Windows provide light and safety at D.C. psychiatric facility
"While patient safety remains a primary consideration in psychiatric applications, facilities like Saint Elizabeths are creating a more home-like atmosphere with natural light and unrestricted views to the outside," Lisa May, health care market manager, Wausau Window and Wall Systems, Wausau, Wis.
The basics: Saint Elizabeths Hospital in Washington, D.C., the first large-scale, federally run hospital for people with mental illness, opened its new facility in April 2010. The $140 million, 450,000-square-foot, state-of-the-art facility relies on sustainable design, including daylighting, to promote the highest quality patient care. To provide necessary natural light, the building features 373 psychiatric-grade window units.

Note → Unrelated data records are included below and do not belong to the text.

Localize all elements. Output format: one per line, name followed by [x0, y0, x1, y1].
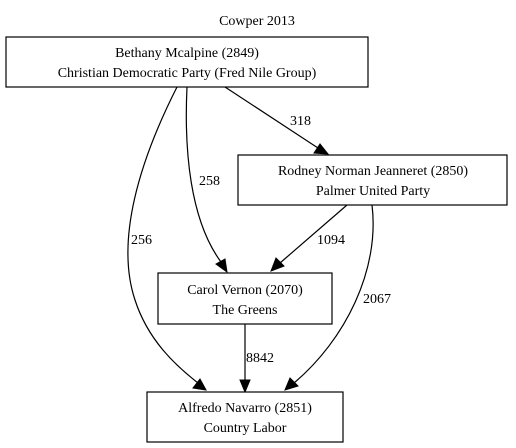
edge-label: 8842	[246, 351, 274, 366]
edge-vernon-to-navarro: 8842	[239, 324, 274, 394]
node-party: Christian Democratic Party (Fred Nile Gr…	[58, 66, 317, 81]
edge-mcalpine-to-navarro: 256	[127, 86, 207, 391]
edge-label: 318	[290, 114, 311, 129]
node-party: The Greens	[213, 303, 278, 318]
diagram-title: Cowper 2013	[219, 14, 295, 29]
node-name: Bethany Mcalpine (2849)	[115, 46, 259, 61]
edge-mcalpine-to-vernon: 258	[185, 86, 228, 274]
node-name: Carol Vernon (2070)	[187, 283, 303, 298]
node-name: Rodney Norman Jeanneret (2850)	[278, 164, 468, 179]
edge-jeanneret-to-navarro: 2067	[284, 204, 391, 391]
node-party: Palmer United Party	[316, 184, 430, 199]
edge-label: 258	[199, 174, 220, 189]
node-mcalpine: Bethany Mcalpine (2849) Christian Democr…	[5, 36, 369, 88]
edge-mcalpine-to-jeanneret: 318	[224, 86, 330, 155]
node-vernon: Carol Vernon (2070) The Greens	[157, 272, 333, 325]
edge-label: 256	[131, 233, 152, 248]
edge-label: 1094	[317, 233, 345, 248]
node-navarro: Alfredo Navarro (2851) Country Labor	[146, 391, 344, 443]
node-name: Alfredo Navarro (2851)	[178, 401, 312, 416]
edge-jeanneret-to-vernon: 1094	[270, 204, 348, 272]
node-jeanneret: Rodney Norman Jeanneret (2850) Palmer Un…	[237, 154, 508, 206]
node-party: Country Labor	[204, 421, 287, 436]
edge-label: 2067	[363, 292, 391, 307]
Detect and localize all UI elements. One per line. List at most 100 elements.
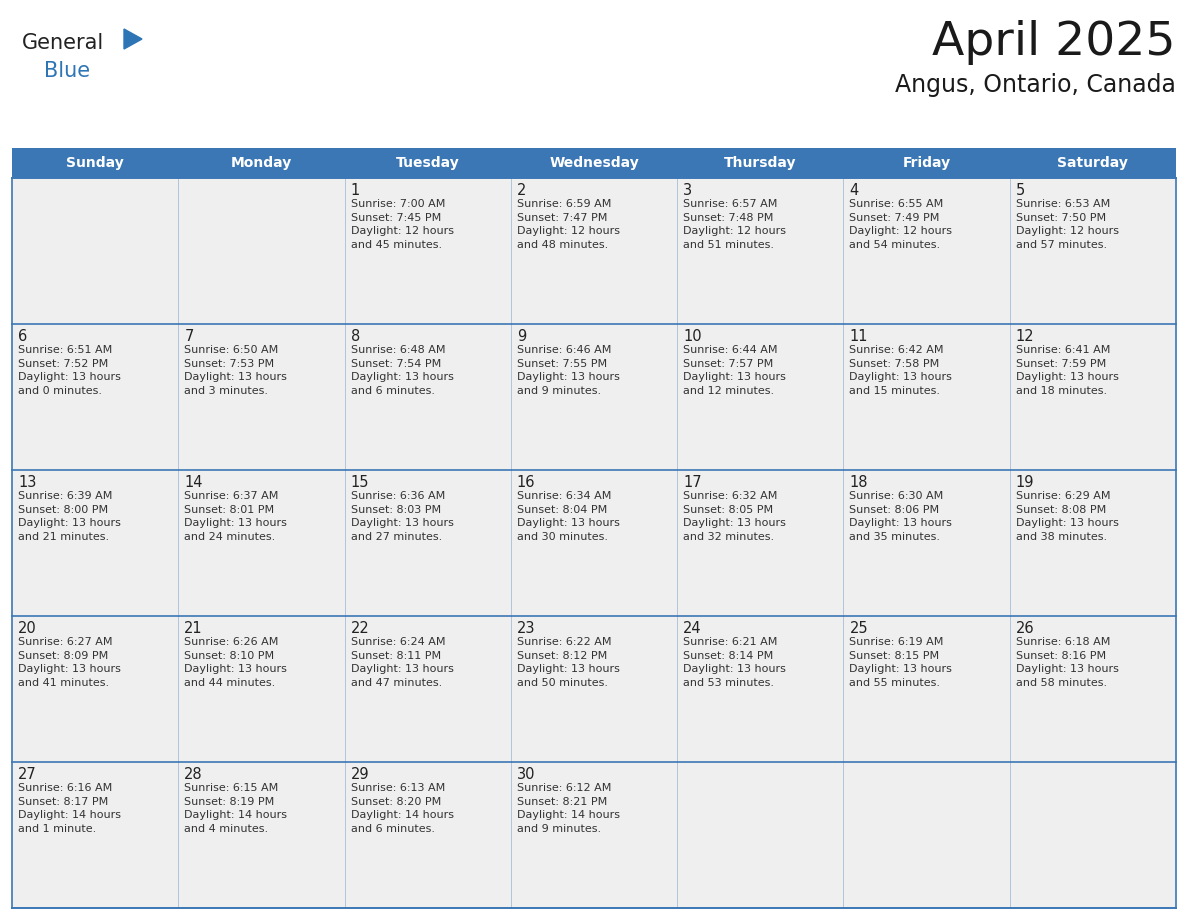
Text: Monday: Monday [230, 156, 292, 170]
Text: Sunrise: 6:42 AM
Sunset: 7:58 PM
Daylight: 13 hours
and 15 minutes.: Sunrise: 6:42 AM Sunset: 7:58 PM Dayligh… [849, 345, 953, 396]
Bar [178, 762, 345, 908]
Text: 15: 15 [350, 475, 369, 490]
Bar [1010, 324, 1176, 470]
Text: 17: 17 [683, 475, 702, 490]
Bar [1010, 762, 1176, 908]
Bar [511, 324, 677, 470]
Text: Sunrise: 6:39 AM
Sunset: 8:00 PM
Daylight: 13 hours
and 21 minutes.: Sunrise: 6:39 AM Sunset: 8:00 PM Dayligh… [18, 491, 121, 542]
Bar [345, 148, 511, 178]
Text: 29: 29 [350, 767, 369, 782]
Bar [677, 178, 843, 324]
Text: 11: 11 [849, 329, 868, 344]
Text: 3: 3 [683, 183, 693, 198]
Text: 9: 9 [517, 329, 526, 344]
Bar [12, 178, 178, 324]
Text: Sunrise: 6:15 AM
Sunset: 8:19 PM
Daylight: 14 hours
and 4 minutes.: Sunrise: 6:15 AM Sunset: 8:19 PM Dayligh… [184, 783, 287, 834]
Text: Friday: Friday [903, 156, 950, 170]
Bar [843, 148, 1010, 178]
Text: 7: 7 [184, 329, 194, 344]
Text: Sunrise: 6:57 AM
Sunset: 7:48 PM
Daylight: 12 hours
and 51 minutes.: Sunrise: 6:57 AM Sunset: 7:48 PM Dayligh… [683, 199, 786, 250]
Text: Saturday: Saturday [1057, 156, 1129, 170]
Text: Sunrise: 6:29 AM
Sunset: 8:08 PM
Daylight: 13 hours
and 38 minutes.: Sunrise: 6:29 AM Sunset: 8:08 PM Dayligh… [1016, 491, 1119, 542]
Text: 1: 1 [350, 183, 360, 198]
Text: 30: 30 [517, 767, 536, 782]
Text: 5: 5 [1016, 183, 1025, 198]
Text: Sunrise: 6:26 AM
Sunset: 8:10 PM
Daylight: 13 hours
and 44 minutes.: Sunrise: 6:26 AM Sunset: 8:10 PM Dayligh… [184, 637, 287, 688]
Text: Sunrise: 6:53 AM
Sunset: 7:50 PM
Daylight: 12 hours
and 57 minutes.: Sunrise: 6:53 AM Sunset: 7:50 PM Dayligh… [1016, 199, 1119, 250]
Bar [178, 148, 345, 178]
Text: Sunrise: 6:34 AM
Sunset: 8:04 PM
Daylight: 13 hours
and 30 minutes.: Sunrise: 6:34 AM Sunset: 8:04 PM Dayligh… [517, 491, 620, 542]
Bar [1010, 148, 1176, 178]
Bar [1010, 470, 1176, 616]
Text: 25: 25 [849, 621, 868, 636]
Bar [1010, 616, 1176, 762]
Text: 22: 22 [350, 621, 369, 636]
Text: 8: 8 [350, 329, 360, 344]
Bar [677, 616, 843, 762]
Text: April 2025: April 2025 [933, 20, 1176, 65]
Text: Sunday: Sunday [67, 156, 124, 170]
Bar [677, 324, 843, 470]
Bar [511, 762, 677, 908]
Bar [1010, 178, 1176, 324]
Text: Sunrise: 6:24 AM
Sunset: 8:11 PM
Daylight: 13 hours
and 47 minutes.: Sunrise: 6:24 AM Sunset: 8:11 PM Dayligh… [350, 637, 454, 688]
Text: Sunrise: 6:48 AM
Sunset: 7:54 PM
Daylight: 13 hours
and 6 minutes.: Sunrise: 6:48 AM Sunset: 7:54 PM Dayligh… [350, 345, 454, 396]
Text: 14: 14 [184, 475, 203, 490]
Bar [12, 762, 178, 908]
Bar [843, 762, 1010, 908]
Bar [843, 470, 1010, 616]
Bar [843, 324, 1010, 470]
Text: 28: 28 [184, 767, 203, 782]
Text: Blue: Blue [44, 61, 90, 81]
Polygon shape [124, 29, 143, 49]
Bar [843, 178, 1010, 324]
Text: General: General [23, 33, 105, 53]
Text: 24: 24 [683, 621, 702, 636]
Text: Sunrise: 6:30 AM
Sunset: 8:06 PM
Daylight: 13 hours
and 35 minutes.: Sunrise: 6:30 AM Sunset: 8:06 PM Dayligh… [849, 491, 953, 542]
Bar [178, 178, 345, 324]
Text: 21: 21 [184, 621, 203, 636]
Text: 27: 27 [18, 767, 37, 782]
Bar [677, 762, 843, 908]
Text: Sunrise: 6:41 AM
Sunset: 7:59 PM
Daylight: 13 hours
and 18 minutes.: Sunrise: 6:41 AM Sunset: 7:59 PM Dayligh… [1016, 345, 1119, 396]
Text: Tuesday: Tuesday [396, 156, 460, 170]
Bar [511, 470, 677, 616]
Text: 6: 6 [18, 329, 27, 344]
Text: 23: 23 [517, 621, 536, 636]
Bar [511, 616, 677, 762]
Text: Sunrise: 6:55 AM
Sunset: 7:49 PM
Daylight: 12 hours
and 54 minutes.: Sunrise: 6:55 AM Sunset: 7:49 PM Dayligh… [849, 199, 953, 250]
Text: 12: 12 [1016, 329, 1035, 344]
Text: Sunrise: 6:59 AM
Sunset: 7:47 PM
Daylight: 12 hours
and 48 minutes.: Sunrise: 6:59 AM Sunset: 7:47 PM Dayligh… [517, 199, 620, 250]
Text: Wednesday: Wednesday [549, 156, 639, 170]
Text: Sunrise: 6:51 AM
Sunset: 7:52 PM
Daylight: 13 hours
and 0 minutes.: Sunrise: 6:51 AM Sunset: 7:52 PM Dayligh… [18, 345, 121, 396]
Bar [178, 470, 345, 616]
Bar [843, 616, 1010, 762]
Bar [178, 324, 345, 470]
Text: Sunrise: 6:16 AM
Sunset: 8:17 PM
Daylight: 14 hours
and 1 minute.: Sunrise: 6:16 AM Sunset: 8:17 PM Dayligh… [18, 783, 121, 834]
Text: Sunrise: 6:32 AM
Sunset: 8:05 PM
Daylight: 13 hours
and 32 minutes.: Sunrise: 6:32 AM Sunset: 8:05 PM Dayligh… [683, 491, 786, 542]
Text: 10: 10 [683, 329, 702, 344]
Text: 2: 2 [517, 183, 526, 198]
Text: 19: 19 [1016, 475, 1035, 490]
Bar [677, 470, 843, 616]
Text: 26: 26 [1016, 621, 1035, 636]
Text: 16: 16 [517, 475, 536, 490]
Text: Sunrise: 7:00 AM
Sunset: 7:45 PM
Daylight: 12 hours
and 45 minutes.: Sunrise: 7:00 AM Sunset: 7:45 PM Dayligh… [350, 199, 454, 250]
Bar [12, 148, 178, 178]
Text: Sunrise: 6:27 AM
Sunset: 8:09 PM
Daylight: 13 hours
and 41 minutes.: Sunrise: 6:27 AM Sunset: 8:09 PM Dayligh… [18, 637, 121, 688]
Text: Sunrise: 6:18 AM
Sunset: 8:16 PM
Daylight: 13 hours
and 58 minutes.: Sunrise: 6:18 AM Sunset: 8:16 PM Dayligh… [1016, 637, 1119, 688]
Text: Angus, Ontario, Canada: Angus, Ontario, Canada [895, 73, 1176, 97]
Bar [12, 616, 178, 762]
Bar [12, 470, 178, 616]
Text: Sunrise: 6:44 AM
Sunset: 7:57 PM
Daylight: 13 hours
and 12 minutes.: Sunrise: 6:44 AM Sunset: 7:57 PM Dayligh… [683, 345, 786, 396]
Bar [178, 616, 345, 762]
Text: Sunrise: 6:12 AM
Sunset: 8:21 PM
Daylight: 14 hours
and 9 minutes.: Sunrise: 6:12 AM Sunset: 8:21 PM Dayligh… [517, 783, 620, 834]
Text: 18: 18 [849, 475, 868, 490]
Bar [345, 762, 511, 908]
Bar [12, 324, 178, 470]
Bar [677, 148, 843, 178]
Bar [511, 148, 677, 178]
Text: Sunrise: 6:22 AM
Sunset: 8:12 PM
Daylight: 13 hours
and 50 minutes.: Sunrise: 6:22 AM Sunset: 8:12 PM Dayligh… [517, 637, 620, 688]
Text: 20: 20 [18, 621, 37, 636]
Text: 4: 4 [849, 183, 859, 198]
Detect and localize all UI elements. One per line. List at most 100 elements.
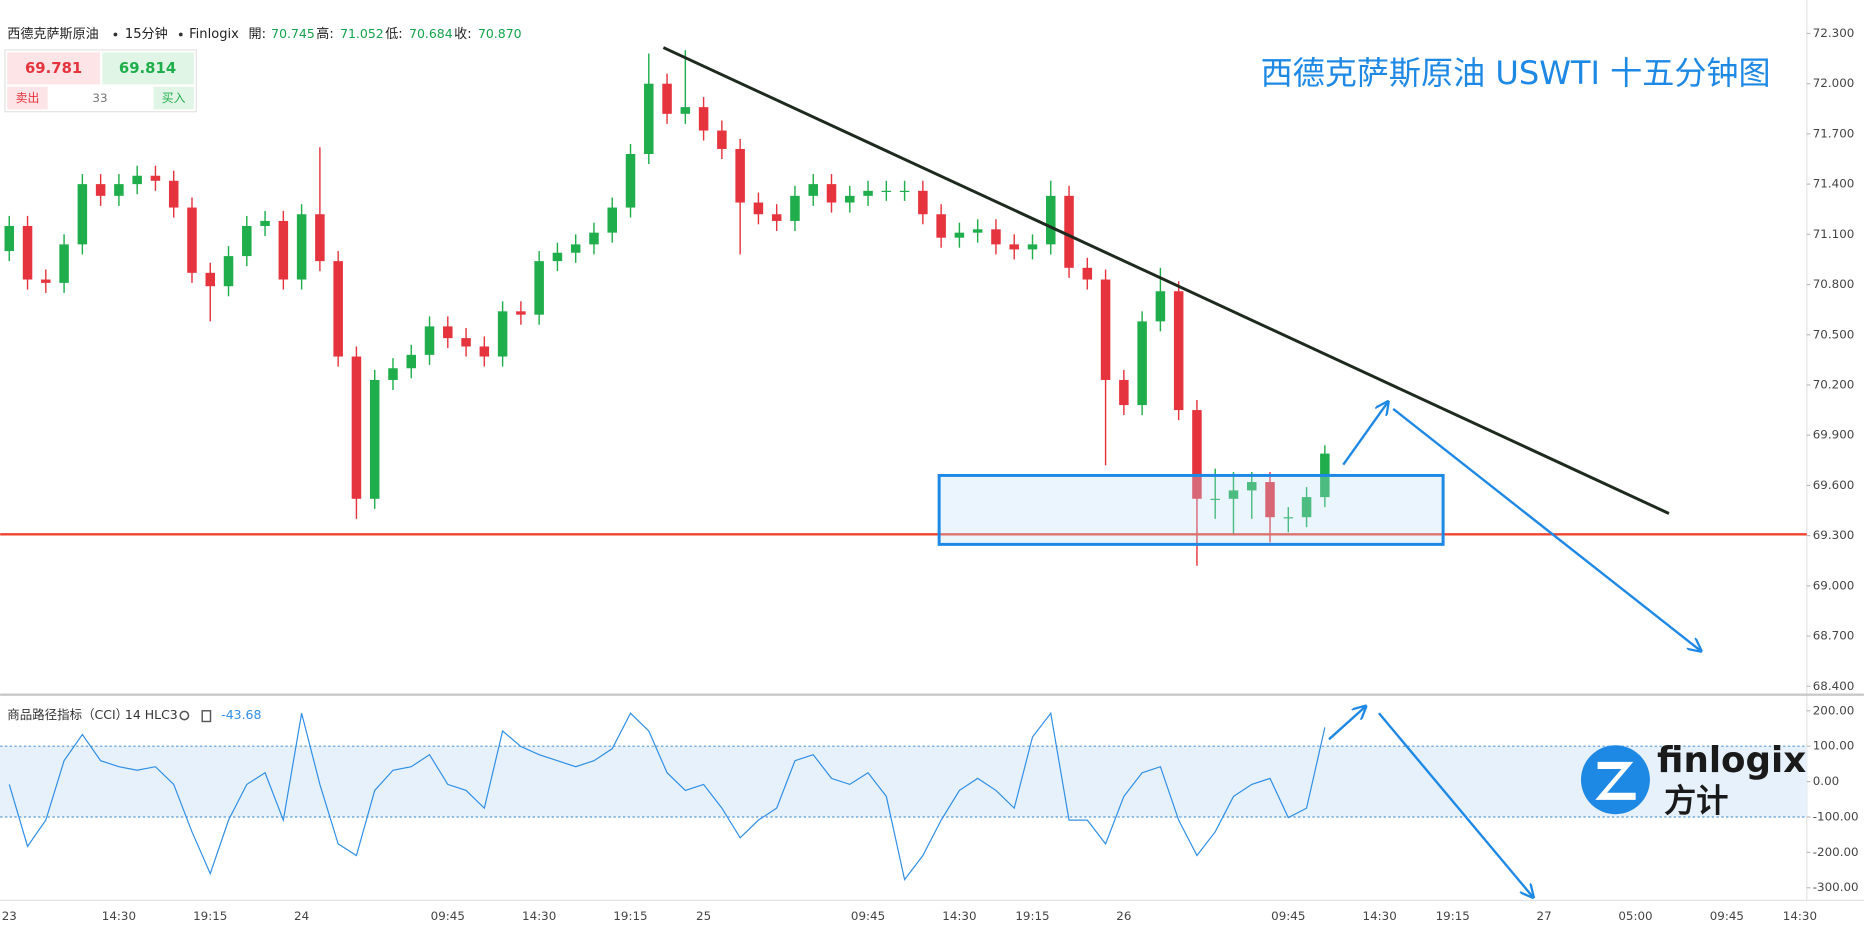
candle-body xyxy=(1210,498,1220,500)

The players: Owner, District of Columbia, Department of Mental Health, Washington, D.C.; architect, Einhorn Yaffee Prescott Architecture & Engineering, Washington, D.C.; construction manager, Gilbane Building Co., Laurel, Md.; general contractor, Tompkins Builders Inc., Washington, D.C.; glazing contractor, Clyde McHenry Inc., Hyattsville, Md.; glazing systems manufacturer, Wausau Window and Wall Systems, Wausau, Wis.; glass fabricator, Viracon Inc.; Owatonna, Minn.; glazing systems finisher, Linetec, Wausau, Wis.
The glass and systems: Psychiatric windows, furnished with interior polycarbonate glazing, that are human-impact resistant to prevent unauthorized egress or passage of contraband. Wausau's 3250-DT Series windows were specified with 5/8-inch, between-glass blinds. The integral blinds reduce the potential dangers of exposed cords and slats. Concealed hinges and tamper-resistant locks secure the opening during normal operating conditions. In the event of an emergency, the operable windows allow rescue personnel to enter the building or to open a series of units for rapid fresh air circulation. The windows were finished with a dark bronze anodize.